The EFI option is intriguing but I don't see much gain for a lot of possible hassle and expense if/when things go wrong. Carburetors are tried and proven, easy and cheap to fix and/or replace. With the dealer a bit over 1/2 hour away, just the round trip in my pickup probably costs slightly less than a new carburetor from eBay. As far as fuel efficiency goes, if I run it a lot that might be five to eight hours at most during a whole winter. Who cares about the fuel consumption difference for that amount?


----------



## SnowH8ter (Oct 8, 2018)

2-Stage. Propellers work good on aircraft, fans, air boats, drones etc. Not convinced they're an effective addition to a snow blower's auger/impeller system.


----------



## 132619 (Nov 20, 2018)

2 stage,toro,ariens or simplicity in a pro model grade line 

i have 4 -mtd made and branded 3 stage in for repairs right now. all lost the inner shear pin of the inner 3 stage fan, their owners unable to retrieve the broken part from the impeller shaft and field replace them,in each case,maybe the odd ones. 
repair is split the machine remove the auger and impeller assembly, remove broken pin and replace. assemble the machine

IMM
look for a machine you as the owner can, field repair by having a small stock of emergency parts .IE belts, shear pins, oil.


----------



## broo (Dec 23, 2017)

Probably a 2 stage Toro. A bit smaller than what I currently have (31") so I'd take a 28".

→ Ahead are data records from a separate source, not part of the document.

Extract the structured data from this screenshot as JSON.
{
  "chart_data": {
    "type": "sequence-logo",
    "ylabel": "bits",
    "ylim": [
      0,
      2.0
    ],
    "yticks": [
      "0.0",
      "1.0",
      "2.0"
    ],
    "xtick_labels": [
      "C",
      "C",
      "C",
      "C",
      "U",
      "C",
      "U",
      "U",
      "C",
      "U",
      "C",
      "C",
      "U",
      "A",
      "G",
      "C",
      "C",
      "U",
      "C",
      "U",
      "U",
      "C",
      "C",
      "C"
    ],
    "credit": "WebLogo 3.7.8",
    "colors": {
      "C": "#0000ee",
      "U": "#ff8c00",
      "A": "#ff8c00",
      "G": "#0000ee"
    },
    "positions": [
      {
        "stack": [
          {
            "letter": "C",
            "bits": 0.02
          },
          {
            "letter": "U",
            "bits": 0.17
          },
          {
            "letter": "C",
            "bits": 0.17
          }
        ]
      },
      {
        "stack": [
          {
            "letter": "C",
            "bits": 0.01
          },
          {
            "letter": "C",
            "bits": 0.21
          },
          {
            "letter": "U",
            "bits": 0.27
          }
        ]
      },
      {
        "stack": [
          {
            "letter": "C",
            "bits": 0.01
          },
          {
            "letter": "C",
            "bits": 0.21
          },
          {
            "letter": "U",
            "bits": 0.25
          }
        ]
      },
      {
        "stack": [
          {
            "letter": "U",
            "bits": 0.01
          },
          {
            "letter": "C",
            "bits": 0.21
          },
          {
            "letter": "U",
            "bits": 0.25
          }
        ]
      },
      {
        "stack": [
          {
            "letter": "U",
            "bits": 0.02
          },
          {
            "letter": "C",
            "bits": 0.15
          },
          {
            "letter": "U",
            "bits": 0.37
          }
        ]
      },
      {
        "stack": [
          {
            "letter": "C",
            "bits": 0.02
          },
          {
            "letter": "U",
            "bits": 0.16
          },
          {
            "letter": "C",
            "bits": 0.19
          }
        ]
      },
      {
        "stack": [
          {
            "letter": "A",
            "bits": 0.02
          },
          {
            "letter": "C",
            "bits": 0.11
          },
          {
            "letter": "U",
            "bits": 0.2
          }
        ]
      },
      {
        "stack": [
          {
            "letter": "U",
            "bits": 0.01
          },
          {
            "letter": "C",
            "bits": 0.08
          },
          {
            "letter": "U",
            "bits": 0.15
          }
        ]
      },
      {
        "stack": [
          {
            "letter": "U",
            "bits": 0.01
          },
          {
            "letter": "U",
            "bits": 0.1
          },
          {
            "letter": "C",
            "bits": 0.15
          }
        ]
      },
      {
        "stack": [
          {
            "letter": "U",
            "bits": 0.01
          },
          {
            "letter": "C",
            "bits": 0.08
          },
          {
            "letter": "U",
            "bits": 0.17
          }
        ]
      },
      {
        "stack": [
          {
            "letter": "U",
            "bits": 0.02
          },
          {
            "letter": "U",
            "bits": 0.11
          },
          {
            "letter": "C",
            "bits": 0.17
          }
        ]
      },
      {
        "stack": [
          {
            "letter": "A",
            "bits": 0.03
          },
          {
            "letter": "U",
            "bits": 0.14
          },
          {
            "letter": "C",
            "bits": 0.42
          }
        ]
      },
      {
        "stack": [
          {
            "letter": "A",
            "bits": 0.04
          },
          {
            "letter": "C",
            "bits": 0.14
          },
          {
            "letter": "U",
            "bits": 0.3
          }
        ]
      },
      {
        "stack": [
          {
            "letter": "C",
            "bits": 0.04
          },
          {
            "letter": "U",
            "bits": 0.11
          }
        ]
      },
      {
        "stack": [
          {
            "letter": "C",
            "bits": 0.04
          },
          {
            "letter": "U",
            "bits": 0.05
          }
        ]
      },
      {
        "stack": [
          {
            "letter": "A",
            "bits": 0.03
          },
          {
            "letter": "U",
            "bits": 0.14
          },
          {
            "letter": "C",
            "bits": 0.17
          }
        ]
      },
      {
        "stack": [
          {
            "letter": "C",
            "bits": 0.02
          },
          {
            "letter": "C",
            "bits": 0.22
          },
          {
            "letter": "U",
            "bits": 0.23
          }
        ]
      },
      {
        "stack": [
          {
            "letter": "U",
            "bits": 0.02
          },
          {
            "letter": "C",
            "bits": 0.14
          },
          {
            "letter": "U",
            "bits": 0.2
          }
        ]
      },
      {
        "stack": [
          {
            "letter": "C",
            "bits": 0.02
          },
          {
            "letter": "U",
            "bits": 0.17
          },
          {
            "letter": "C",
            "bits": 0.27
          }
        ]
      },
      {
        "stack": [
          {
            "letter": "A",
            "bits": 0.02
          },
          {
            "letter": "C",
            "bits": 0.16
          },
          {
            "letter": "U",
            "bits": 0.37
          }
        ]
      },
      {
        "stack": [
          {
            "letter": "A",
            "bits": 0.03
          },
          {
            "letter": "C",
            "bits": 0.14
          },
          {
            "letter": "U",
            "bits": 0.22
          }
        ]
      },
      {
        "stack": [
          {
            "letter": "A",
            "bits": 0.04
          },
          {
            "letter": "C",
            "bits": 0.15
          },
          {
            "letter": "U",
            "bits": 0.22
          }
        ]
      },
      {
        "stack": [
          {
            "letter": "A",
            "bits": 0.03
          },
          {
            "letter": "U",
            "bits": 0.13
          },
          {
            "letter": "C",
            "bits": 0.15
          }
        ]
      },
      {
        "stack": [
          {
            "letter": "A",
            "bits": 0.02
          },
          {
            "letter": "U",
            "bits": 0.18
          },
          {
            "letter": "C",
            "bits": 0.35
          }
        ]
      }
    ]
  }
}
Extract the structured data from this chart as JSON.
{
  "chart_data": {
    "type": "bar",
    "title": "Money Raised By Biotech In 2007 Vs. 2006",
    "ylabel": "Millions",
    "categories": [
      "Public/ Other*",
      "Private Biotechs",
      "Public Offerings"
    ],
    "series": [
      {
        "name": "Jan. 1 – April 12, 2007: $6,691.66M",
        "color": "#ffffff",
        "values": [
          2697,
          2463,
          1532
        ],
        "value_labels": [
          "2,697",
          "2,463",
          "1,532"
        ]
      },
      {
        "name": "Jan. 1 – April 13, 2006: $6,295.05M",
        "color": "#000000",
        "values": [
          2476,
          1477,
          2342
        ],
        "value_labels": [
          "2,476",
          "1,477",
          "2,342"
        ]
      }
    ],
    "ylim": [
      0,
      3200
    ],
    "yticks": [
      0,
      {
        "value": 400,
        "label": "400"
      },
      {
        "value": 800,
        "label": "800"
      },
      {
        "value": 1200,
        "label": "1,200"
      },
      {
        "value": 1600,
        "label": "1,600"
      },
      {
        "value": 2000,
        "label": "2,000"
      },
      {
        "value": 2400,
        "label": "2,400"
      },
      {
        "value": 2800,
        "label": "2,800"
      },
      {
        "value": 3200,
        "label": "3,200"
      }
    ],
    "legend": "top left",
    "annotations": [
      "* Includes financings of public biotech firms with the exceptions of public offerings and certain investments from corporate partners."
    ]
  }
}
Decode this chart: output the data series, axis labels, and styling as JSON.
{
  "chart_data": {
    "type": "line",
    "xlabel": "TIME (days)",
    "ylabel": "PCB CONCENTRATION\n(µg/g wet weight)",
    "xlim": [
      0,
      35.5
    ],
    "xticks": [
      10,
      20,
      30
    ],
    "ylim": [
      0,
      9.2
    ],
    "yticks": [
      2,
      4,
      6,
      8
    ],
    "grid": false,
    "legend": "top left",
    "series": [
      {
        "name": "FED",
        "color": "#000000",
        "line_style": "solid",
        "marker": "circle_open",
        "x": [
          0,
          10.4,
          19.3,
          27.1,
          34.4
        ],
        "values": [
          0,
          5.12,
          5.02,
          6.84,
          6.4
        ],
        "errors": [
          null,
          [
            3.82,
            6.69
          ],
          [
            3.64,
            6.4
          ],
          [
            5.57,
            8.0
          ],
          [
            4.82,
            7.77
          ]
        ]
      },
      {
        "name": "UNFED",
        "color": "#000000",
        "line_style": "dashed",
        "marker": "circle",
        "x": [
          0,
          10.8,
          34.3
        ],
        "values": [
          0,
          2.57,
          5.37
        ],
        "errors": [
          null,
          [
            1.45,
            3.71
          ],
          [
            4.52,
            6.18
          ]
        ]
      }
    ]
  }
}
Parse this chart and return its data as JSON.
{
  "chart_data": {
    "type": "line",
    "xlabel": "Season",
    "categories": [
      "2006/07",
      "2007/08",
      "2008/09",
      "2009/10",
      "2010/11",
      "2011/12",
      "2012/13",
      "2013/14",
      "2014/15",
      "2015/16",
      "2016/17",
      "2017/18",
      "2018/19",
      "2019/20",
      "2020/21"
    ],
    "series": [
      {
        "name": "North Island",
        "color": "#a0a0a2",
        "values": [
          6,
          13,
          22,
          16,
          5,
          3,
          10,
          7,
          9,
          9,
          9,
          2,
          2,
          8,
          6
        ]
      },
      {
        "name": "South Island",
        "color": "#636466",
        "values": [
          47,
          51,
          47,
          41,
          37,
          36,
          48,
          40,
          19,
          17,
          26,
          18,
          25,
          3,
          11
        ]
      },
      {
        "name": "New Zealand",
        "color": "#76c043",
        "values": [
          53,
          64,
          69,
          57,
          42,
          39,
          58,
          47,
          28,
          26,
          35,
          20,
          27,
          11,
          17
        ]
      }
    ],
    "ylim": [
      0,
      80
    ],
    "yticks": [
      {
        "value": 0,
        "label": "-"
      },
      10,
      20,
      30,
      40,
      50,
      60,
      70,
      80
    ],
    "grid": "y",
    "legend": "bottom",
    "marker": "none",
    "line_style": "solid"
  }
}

A "nice to have, but not mandatory" option for me would be heating handles.


----------



## Miles (Sep 16, 2016)

I like this Ariens rapidtrak too: https://www.snowblowersatjacks.com/product-details/ariens/926060 This is the newer model of the track, but Ariens seems to have done it right the first time. There is no call-back like the Hondas. The Honda 1332 does have that automatic sensor which stops the auger if it hits a newspaper instead of breaking a shear pin. This is an evolutionary jump for snowblowers. If you get a Honda, make sure it has the modified chute so it won't clog in wet snow.


----------